Я слышала, как он вернулся: загремели дрова, упав на пол. Звякнул котелок. Потом он прошелся по избе и заглянул ко мне в убежище.
– Вот ты где! – кажется, даже с облегчением сказал он. – Ну хорошо, посиди там, если тебе так удобней. Сейчас натоплю печку, станет теплее.
И он ушел, а я только по звукам могла определить, что он делает. Было холодно, и меня уже начало знобить. Ну и хорошо. Я свернулась в тугой клубочек, засунув мордочку в животик, и постаралась отгородиться от всего. Кажется, я задремала, и меня разбудил шорох. Было тепло, и бок, которым я касалась печи, начал уже раскаляться.
– Я налил тебе молока. – сказал он, пододвигая как можно ближе ко входу в мое убежище миску с молоком.
Я не шелохнулась и только посмотрела на него из темноты.
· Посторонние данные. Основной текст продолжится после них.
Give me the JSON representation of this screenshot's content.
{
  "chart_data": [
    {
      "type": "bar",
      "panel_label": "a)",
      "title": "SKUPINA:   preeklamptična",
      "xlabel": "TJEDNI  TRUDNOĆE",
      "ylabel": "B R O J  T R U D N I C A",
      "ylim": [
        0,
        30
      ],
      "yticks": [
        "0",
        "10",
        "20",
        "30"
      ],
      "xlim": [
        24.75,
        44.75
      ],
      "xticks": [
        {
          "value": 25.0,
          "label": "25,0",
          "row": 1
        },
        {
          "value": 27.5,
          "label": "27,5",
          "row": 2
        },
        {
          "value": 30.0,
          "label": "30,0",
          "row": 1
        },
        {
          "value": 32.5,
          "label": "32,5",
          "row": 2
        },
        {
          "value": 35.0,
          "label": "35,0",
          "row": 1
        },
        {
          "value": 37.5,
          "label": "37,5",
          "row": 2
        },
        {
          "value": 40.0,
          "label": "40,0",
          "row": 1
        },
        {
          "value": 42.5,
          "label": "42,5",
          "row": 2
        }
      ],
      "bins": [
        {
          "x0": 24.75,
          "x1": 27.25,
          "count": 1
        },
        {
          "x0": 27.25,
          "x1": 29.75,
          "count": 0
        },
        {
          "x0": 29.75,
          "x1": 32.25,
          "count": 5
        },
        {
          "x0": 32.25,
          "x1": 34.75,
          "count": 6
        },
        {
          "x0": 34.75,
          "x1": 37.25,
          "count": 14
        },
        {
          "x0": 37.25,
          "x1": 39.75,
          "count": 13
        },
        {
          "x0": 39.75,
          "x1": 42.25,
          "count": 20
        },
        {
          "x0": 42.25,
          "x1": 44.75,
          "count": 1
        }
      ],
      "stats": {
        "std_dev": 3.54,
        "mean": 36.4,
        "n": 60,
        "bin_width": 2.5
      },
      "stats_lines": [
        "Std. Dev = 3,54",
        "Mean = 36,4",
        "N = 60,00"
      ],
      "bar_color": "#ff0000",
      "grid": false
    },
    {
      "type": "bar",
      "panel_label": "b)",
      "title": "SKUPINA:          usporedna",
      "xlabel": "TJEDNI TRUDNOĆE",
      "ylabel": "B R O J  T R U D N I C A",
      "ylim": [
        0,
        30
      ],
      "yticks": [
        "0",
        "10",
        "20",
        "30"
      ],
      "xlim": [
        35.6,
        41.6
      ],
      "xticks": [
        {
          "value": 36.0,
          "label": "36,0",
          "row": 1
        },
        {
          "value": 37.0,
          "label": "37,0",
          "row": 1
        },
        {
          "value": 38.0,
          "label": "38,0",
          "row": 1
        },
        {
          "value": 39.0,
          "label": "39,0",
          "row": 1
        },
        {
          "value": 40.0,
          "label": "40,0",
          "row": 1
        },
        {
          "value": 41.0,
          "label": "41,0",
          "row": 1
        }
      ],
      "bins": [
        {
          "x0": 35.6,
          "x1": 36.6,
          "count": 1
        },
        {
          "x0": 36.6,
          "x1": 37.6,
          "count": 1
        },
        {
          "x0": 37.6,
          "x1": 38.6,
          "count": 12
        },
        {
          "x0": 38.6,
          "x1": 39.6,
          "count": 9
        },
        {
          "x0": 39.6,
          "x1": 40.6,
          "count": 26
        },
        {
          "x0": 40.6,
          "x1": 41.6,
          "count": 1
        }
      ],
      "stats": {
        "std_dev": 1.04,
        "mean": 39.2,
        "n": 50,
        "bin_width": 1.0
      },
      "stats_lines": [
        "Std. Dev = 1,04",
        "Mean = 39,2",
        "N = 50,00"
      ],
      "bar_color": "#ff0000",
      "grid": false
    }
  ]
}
Он уже разделся и был в одних брюках и рубахе. Без тулупа он оказался тощим, рубаха висела на нем и была явно с чужого плеча. Черные, неаккуратно обстриженные волосы свисали до плеч. Определить, сколько ему лет, было очень сложно. Волосы без седины, значит, еще молод. Но имеет вид старика, и это сбивало с толку. Но я не буду об этом думать, меня это не касается, и, отвернувшись, снова погрузилась в рваный сон. Сквозь него я слышала его шаги и мерный шум. Потом все затихло. Он лег спать.
Ночью я резко проснулась от каких-то громких звуков. Мне казалось, что кричат мне прямо в ухо. Затем звук перешел в громкие стоны, которые перемежались с хрипами. Стало жутко, и в полной темноте я осторожно выбралась из своего укрытия и взглянула на топчан, на котором спал мужчина. Он метался во сне, стонал и хрипел. Его голова металась из стороны в сторону, а кулаки сжимались и разжимались. Было темно, но я видела, как ходят его глаза под закрытыми веками. Ему явно снился кошмар. Я замерла, не зная, что делать. Минуты текли, а я так и стояла, замерев, наблюдая, как мечется мужчина. Вдруг он резко сел, вцепившись руками в волосы, и стал раскачиваться из стороны в сторону, как будто у него болела голова. Одеяло сползло, и при тусклом свете домашних светлячков в банке я увидела, что верхнюю часть его тела покрывают старые шрамы. Они были повсюду. Разной формы и разной длины. А между ними, там, где еще оставалась нетронутая кожа, зияли язвы. Они покрывали грудь, руки, спускались к животу. Зрелище было не из приятных, но я не могла отвести взгляд. Если сначала мне показалось, что он тощий, то теперь я явно видела, что он весь состоит из мышц, сухих, жилистых. В темноте он мог показаться даже красивым, но мое острое зрение не позволяло мне обмануться. Как же портили его тело эти язвы! Даже затянувшиеся шрамы смотрелись не так отвратительно, как эти мерзкие наросты. Интересно, что с ним случилось?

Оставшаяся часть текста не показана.